If you’re in New York and you go to MoMA anytime soon, you’ll probably run into their exhibit on German Expressionism. If you do, I hope you realize that you’re looking at work by the closest friends of one of the best (and most under-appreciated, in the English speaking world) poets the 20th century produced. Seriously!

I am going to assume that you do not know who she is, so here I will explain: Else Lasker-Schüler was one of the few women in the Expressionist movement in Germany. A popular figure in the café society of Weimer-era Berlin (gosh, but I wish I could travel in time if only to go to those parties) she was both exceedingly smart and exceptionally strange. She had a complicated personal life – married twice, she had at least one passionate, unfulfilled love affair with a fellow poet/an awful person (sorry, Gottfried – but you were), and suffered the early deaths of both her son and her mother. She was also a Jew living in Germany through the years during which Hitler rose to power. Perhaps as a mode of escape, Else was obsessed with masks, costumes, Biblical myths and fairytale lands. She invented a whole other country, Theben (translated into English as “Thebes”), wrote out its detailed history, and dressed herself often as its prince, Jussuf.

Else, performing as Prinz Jussuf

Else treated her life like a piece of fiction, always subject to reinterpretation. She would read her poems costumed as various characters (always men) from her invented histories: blurring the lines between gender roles, between her life and her poetry. She could often be found roaming the streets of Berlin, dressed in all the jewelry she owned; she never gave the same year of birth more than once. In all ways and at all times, Else resisted definition.
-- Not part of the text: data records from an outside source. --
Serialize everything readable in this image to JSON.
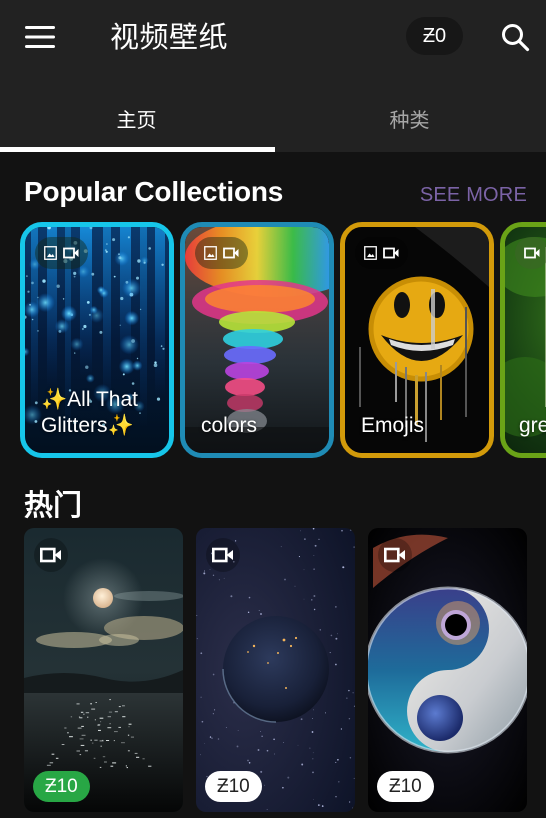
{
  "appbar": {
    "title": "视频壁纸",
    "coin_balance": "Ƶ0",
    "icons": {
      "menu": "hamburger-menu-icon",
      "search": "search-icon"
    }
  },
  "tabs": [
    {
      "label": "主页",
      "active": true
    },
    {
      "label": "种类",
      "active": false
    }
  ],
  "collections": {
    "title": "Popular Collections",
    "see_more": "SEE MORE",
    "see_more_color": "#7b63a6",
    "items": [
      {
        "label": "✨All That Glitters✨",
        "border_color": "#16c6ea",
        "media": [
          "image",
          "video"
        ],
        "theme": "glitter"
      },
      {
        "label": "colors",
        "border_color": "#1f8bb5",
        "media": [
          "image",
          "video"
        ],
        "theme": "rainbow"
      },
      {
        "label": "Emojis",
        "border_color": "#d29a0a",
        "media": [
          "image",
          "video"
        ],
        "theme": "emoji"
      },
      {
        "label": "green",
        "border_color": "#6aa317",
        "media": [
          "video"
        ],
        "theme": "forest"
      }
    ]
  },
  "hot": {
    "title": "热门",
    "items": [
      {
        "name": "moonlit-sea",
        "price": "Ƶ10",
        "price_style": "owned",
        "price_bg": "#28a745",
        "media": "video"
      },
      {
        "name": "earth-night",
        "price": "Ƶ10",
        "price_style": "default",
        "price_bg": "#ffffff",
        "media": "video"
      },
      {
        "name": "cosmic-yin-yang",
        "price": "Ƶ10",
        "price_style": "default",
        "price_bg": "#ffffff",
        "media": "video"
      }
    ]
  }
}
She found power in androgyny, and Ausweg through art.

A toast of the town in the 1920s and ’30s, shortly after winning Weimar Germany’s most prestigious literary prize in 1932 Else was forced, after a violent beating by Nazis, to escape in a night to Switzerland. She eventually made her way to Palestine — which she had ardently hoped would be that promised land described by Zionists — but found it to be harsh and conflict-ridden, and lived out the rest of her life desperately impoverished and almost entirely alone. But still, according to a Ms. Betty Falkenberg, Else remained recognizably herself: “[The poet] Yehuda Amichai has told how he used to see her sometimes in the street when he was a boy in Jerusalem: ‘Her strange figure used to make us laugh…’ She was, he says, “the first hippie I ever saw.’ Others have described her as ‘the first bag lady.'”
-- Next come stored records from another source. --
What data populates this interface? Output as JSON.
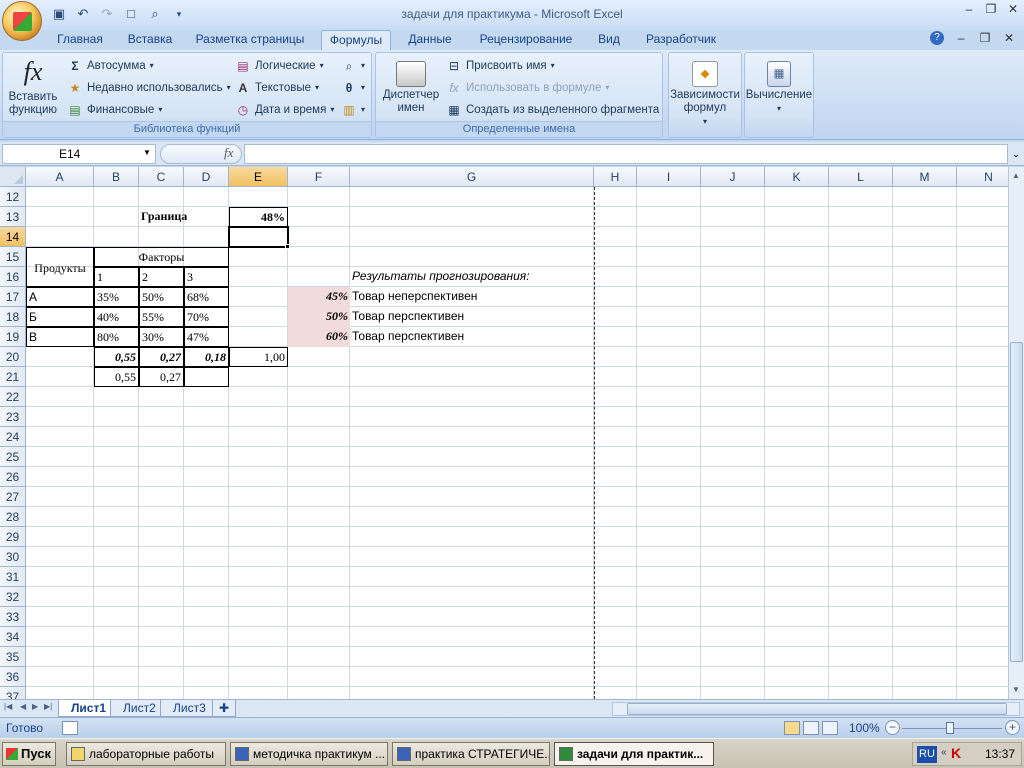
{
  "window": {
    "title": "задачи для практикума - Microsoft Excel"
  },
  "ribbon": {
    "tabs": [
      "Главная",
      "Вставка",
      "Разметка страницы",
      "Формулы",
      "Данные",
      "Рецензирование",
      "Вид",
      "Разработчик"
    ],
    "active_tab": "Формулы",
    "function_library": {
      "label": "Библиотека функций",
      "insert_function": "Вставить функцию",
      "autosum": "Автосумма",
      "recent": "Недавно использовались",
      "financial": "Финансовые",
      "logical": "Логические",
      "text": "Текстовые",
      "datetime": "Дата и время"
    },
    "defined_names": {
      "label": "Определенные имена",
      "name_manager": "Диспетчер имен",
      "define_name": "Присвоить имя",
      "use_in_formula": "Использовать в формуле",
      "create_from_selection": "Создать из выделенного фрагмента"
    },
    "formula_auditing": "Зависимости формул",
    "calculation": "Вычисление"
  },
  "formula_bar": {
    "name_box": "E14",
    "fx": "fx",
    "content": ""
  },
  "grid": {
    "columns": [
      "A",
      "B",
      "C",
      "D",
      "E",
      "F",
      "G",
      "H",
      "I",
      "J",
      "K",
      "L",
      "M",
      "N"
    ],
    "selected_column": "E",
    "rows": [
      "12",
      "13",
      "14",
      "15",
      "16",
      "17",
      "18",
      "19",
      "20",
      "21",
      "22",
      "23",
      "24",
      "25",
      "26",
      "27",
      "28",
      "29",
      "30",
      "31",
      "32",
      "33",
      "34",
      "35",
      "36",
      "37"
    ],
    "selected_row": "14",
    "cells": {
      "C13": "Граница",
      "E13": "48%",
      "A15": "Продукты",
      "C15": "Факторы",
      "B16": "1",
      "C16": "2",
      "D16": "3",
      "G16": "Результаты прогнозирования:",
      "A17": "А",
      "B17": "35%",
      "C17": "50%",
      "D17": "68%",
      "F17": "45%",
      "G17": "Товар неперспективен",
      "A18": "Б",
      "B18": "40%",
      "C18": "55%",
      "D18": "70%",
      "F18": "50%",
      "G18": "Товар перспективен",
      "A19": "В",
      "B19": "80%",
      "C19": "30%",
      "D19": "47%",
      "F19": "60%",
      "G19": "Товар перспективен",
      "B20": "0,55",
      "C20": "0,27",
      "D20": "0,18",
      "E20": "1,00",
      "B21": "0,55",
      "C21": "0,27"
    }
  },
  "sheets": {
    "tabs": [
      "Лист1",
      "Лист2",
      "Лист3"
    ],
    "active": "Лист1"
  },
  "status": {
    "text": "Готово",
    "zoom": "100%"
  },
  "taskbar": {
    "start": "Пуск",
    "items": [
      "лабораторные работы",
      "методичка практикум ...",
      "практика СТРАТЕГИЧЕ...",
      "задачи для практик..."
    ],
    "lang": "RU",
    "clock": "13:37"
  },
  "colors": {
    "highlight_fill": "#f2dcdb",
    "selection_header": "#f1c15f",
    "ribbon_text": "#15428b"
  }
}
The following poem is one of Else’s most famous. It was written in exile, during World War II:

Mein blaues Klavier

Ich habe zu Hause ein blaues Klavier
Und kenne doch keine Note.

Es steht im Dunkel der Kellertür,
Seitdem die Welt verrohte.

Es speilten Sternenhände vier
— Die Mondfrau sang in Boote —
Nun tanzen die Ratten im Geklirr.

Zerbrochen ist die Klaviatür.
Ich beweine die blaue Tote.

Ach liebe Engel öffnet mir
— Ich ass vom bitteren Brote —
Mir lebend schon Himmeltür –
Auch wider dem Verbrote.

My blue piano

I have at home a blue piano
But I don’t know a single note.

It stands in the darkness before the cellar door,
Since the world became brutal.

Four star-hands played it
— The moon-woman sang in boats —
Now the rats dance, clanging.

Destroyed are the piano keys.
I mourn the blue, dead woman.

Oh, dear angel open me
— I ate from bitter bread —
The gates of heaven already live for me —
Contrary, too, to that which is forbidden.**

In this poem, like many of her darker ones, Else flirts with suicide. But even here, even in one of her direst moments, she still has it: “Es speilten Sternenhände vier/— Die Mondfrau sang in Boote —“. Four hands made of stars, moon-women singing in boats! Oh, Else. I’d travel back in time to Weimar Berlin to go to parties and to be your friend (if you’d have me!).

(p.s. if you’re in Berlin or the vicinity, I hope you stop by the Hamburger Bahnhof to check out their exhibit of Else Lasker-Schüler’s drawings. The show will be up until May 1.)

If you are still reading! Here are some pictures by Else that you might like:

*This is how Gottfried Benn described Else: “Her huge animated raven-black eyes always had an elusive, mysterious look…. it was impossible to go anywhere with her without everyone stopping to stare…. [She] was the Prince of Thebes, Jussuf, Tino of Baghdad, the Black Swan.” AAAAH (Via.)

**Translation (and mistakes) are all my own.